When her once-glamorous and witty novelist-mother got Alzheimer's, Eleanor Cooney moved her from her beloved Connecticut home to California in order to care for her. In tense, searing prose, punctuated with the blackest of humor, Cooney documents the slow erosion of her mother's mind, the powerful bond the two shared, and her own descent into drink and despair.
But the coping mechanism that finally serves this eloquent writer best is writing, the ability to bring to vivid life the memories her mother is losing. As her mother gropes in the gathering darkness for a grip on the world she once loved, succeeding only in conjuring sad fantasies of places and times with her late husband, Cooney revisits their true past. Death in Slow Motion becomes the mesmerizing story of Eleanor's actual childhood, straight out of the pages of John Cheever; the daring and vibrant mother she remembers; and a time that no longer exists for either of them.
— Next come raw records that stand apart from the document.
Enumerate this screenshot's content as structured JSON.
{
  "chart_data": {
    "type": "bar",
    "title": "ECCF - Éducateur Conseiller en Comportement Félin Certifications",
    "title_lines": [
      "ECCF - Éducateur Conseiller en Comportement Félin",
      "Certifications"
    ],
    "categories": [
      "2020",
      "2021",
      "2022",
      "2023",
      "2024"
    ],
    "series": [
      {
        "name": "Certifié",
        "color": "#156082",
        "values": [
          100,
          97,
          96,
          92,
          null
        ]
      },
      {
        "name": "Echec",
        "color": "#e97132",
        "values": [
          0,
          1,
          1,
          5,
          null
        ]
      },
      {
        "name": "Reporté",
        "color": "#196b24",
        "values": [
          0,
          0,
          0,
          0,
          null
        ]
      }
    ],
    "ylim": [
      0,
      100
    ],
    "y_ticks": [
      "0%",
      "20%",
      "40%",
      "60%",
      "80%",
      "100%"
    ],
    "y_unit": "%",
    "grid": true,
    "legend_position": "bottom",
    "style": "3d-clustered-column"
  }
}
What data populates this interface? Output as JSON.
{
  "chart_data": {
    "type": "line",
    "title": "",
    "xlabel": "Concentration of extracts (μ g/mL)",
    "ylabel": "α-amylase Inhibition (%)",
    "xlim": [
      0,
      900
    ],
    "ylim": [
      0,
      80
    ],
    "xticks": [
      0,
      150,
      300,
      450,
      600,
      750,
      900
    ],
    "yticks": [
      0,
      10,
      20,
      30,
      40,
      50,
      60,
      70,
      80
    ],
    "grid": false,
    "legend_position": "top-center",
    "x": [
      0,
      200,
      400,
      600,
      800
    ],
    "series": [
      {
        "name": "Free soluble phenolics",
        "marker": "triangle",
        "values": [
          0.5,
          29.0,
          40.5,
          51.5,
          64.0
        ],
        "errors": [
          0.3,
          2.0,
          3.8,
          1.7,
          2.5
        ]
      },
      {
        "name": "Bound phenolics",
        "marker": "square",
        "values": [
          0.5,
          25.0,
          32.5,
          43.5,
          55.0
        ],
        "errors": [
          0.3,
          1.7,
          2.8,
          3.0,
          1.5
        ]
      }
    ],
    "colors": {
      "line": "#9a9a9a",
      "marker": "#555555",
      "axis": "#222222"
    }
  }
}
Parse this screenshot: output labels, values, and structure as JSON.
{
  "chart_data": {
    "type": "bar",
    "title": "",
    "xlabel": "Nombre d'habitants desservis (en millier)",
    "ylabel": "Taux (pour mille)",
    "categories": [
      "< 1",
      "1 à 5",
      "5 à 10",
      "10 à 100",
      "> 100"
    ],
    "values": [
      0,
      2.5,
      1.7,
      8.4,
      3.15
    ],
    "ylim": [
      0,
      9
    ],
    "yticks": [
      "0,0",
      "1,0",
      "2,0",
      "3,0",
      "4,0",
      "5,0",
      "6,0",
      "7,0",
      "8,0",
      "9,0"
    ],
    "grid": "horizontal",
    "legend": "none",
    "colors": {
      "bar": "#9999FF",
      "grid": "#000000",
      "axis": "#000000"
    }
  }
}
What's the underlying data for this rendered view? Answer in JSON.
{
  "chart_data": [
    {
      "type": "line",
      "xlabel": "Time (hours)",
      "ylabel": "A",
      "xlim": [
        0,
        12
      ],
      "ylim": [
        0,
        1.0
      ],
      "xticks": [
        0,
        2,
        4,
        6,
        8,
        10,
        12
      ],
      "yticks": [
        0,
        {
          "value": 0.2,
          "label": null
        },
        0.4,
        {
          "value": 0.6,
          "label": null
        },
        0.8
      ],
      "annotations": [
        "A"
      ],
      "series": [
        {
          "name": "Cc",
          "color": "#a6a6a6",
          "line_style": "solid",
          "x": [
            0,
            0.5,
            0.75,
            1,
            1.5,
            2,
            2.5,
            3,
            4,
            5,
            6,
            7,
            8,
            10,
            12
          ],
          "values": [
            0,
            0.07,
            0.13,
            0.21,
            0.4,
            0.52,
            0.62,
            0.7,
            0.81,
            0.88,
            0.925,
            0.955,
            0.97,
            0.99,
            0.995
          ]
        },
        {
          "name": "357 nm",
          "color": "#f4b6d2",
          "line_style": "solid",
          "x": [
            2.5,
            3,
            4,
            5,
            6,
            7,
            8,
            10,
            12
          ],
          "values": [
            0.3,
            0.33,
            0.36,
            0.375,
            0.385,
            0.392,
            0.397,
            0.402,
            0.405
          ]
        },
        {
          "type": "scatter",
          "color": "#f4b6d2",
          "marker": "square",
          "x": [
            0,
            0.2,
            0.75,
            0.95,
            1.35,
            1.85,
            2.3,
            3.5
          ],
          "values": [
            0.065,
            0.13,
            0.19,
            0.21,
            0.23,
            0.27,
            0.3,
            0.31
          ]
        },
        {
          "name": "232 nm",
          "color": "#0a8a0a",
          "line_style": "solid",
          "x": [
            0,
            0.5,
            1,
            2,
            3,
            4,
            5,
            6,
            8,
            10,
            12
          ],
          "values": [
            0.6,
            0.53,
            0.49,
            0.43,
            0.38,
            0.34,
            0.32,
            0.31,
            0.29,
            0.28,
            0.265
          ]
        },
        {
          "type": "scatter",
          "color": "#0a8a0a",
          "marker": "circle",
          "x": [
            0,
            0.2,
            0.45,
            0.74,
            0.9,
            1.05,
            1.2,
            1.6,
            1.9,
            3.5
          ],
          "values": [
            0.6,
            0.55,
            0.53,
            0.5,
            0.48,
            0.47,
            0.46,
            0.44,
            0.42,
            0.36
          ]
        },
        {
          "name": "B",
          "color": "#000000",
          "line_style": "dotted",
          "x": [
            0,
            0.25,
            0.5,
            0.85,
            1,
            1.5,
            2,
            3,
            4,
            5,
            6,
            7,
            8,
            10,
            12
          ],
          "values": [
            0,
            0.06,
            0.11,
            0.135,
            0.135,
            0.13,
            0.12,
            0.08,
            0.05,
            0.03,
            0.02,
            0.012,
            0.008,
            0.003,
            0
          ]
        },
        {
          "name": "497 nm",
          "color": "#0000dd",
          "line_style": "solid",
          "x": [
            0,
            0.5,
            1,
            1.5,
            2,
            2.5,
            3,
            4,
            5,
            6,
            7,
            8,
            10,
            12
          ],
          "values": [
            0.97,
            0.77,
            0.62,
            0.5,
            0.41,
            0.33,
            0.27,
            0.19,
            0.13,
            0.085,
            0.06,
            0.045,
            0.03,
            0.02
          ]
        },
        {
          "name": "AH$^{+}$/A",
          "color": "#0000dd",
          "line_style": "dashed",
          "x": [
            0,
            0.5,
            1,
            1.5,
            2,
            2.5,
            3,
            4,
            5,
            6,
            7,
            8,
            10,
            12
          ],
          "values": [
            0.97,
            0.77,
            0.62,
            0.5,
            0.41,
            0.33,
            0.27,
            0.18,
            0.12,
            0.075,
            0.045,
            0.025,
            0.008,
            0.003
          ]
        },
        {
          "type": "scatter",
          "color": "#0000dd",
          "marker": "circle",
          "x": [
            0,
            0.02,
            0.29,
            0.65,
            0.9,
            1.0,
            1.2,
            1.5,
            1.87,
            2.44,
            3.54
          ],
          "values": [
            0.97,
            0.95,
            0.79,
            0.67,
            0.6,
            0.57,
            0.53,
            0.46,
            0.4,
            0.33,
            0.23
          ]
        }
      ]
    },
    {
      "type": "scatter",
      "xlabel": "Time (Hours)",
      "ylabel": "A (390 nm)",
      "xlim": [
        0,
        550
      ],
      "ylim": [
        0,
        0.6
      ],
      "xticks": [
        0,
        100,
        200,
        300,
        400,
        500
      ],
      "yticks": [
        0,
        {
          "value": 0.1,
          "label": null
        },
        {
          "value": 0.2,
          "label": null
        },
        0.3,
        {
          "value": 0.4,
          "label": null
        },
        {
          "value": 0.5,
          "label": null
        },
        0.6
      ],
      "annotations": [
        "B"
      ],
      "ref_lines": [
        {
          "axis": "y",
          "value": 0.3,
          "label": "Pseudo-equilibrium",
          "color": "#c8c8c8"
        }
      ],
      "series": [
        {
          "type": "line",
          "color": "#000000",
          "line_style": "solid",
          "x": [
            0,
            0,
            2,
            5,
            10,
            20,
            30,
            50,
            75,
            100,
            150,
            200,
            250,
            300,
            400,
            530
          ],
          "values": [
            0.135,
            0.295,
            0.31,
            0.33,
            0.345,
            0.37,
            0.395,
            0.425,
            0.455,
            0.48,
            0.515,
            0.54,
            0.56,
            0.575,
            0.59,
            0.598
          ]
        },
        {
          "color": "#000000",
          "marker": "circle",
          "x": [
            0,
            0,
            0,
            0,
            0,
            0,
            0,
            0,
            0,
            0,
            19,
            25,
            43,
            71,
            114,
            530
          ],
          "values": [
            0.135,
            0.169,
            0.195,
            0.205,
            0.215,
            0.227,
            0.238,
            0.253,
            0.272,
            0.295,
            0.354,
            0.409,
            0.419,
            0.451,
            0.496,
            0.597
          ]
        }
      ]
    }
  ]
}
"Whoever said love was stronger than death was full of malarkey," comments Cooney, setting the forthright tone early in this honest account of taking care of a parent with Alzheimer's. In 1997, Cooney (The Court of the Lion: A Novel of the T'Ang Dynasty) and her companion, Mitch, both freelance writers, moved Cooney's 75-year-old mother, novelist Mary Durant, from her home in Connecticut to live near them in Northern California when it became clear that her mother's short-term memory was failing. A great admirer and loving daughter of her elegant, witty mother, Cooney suffered from terrible grief because she could not protect her mother from encroaching dementia. Durant's metamorphosis into a dependent, childlike hypochondriac occurred some years after the death of her husband. Cooney vividly describes the everyday physical and emotional stresses on her and Mitch, once her mother moved in with them, and highlights the lack of available resources for Alzheimer's patients who are not independently wealthy. Cooney and Mitch missed writing deadlines, began to drink heavily and nearly ended their relationship. When they could no longer manage her mother at home, Cooney placed her in several unpleasant assisted living residences, until Cooney managed to find her a reasonable place. A short story by Mary Durant is appended to this well-written, harrowing memoir.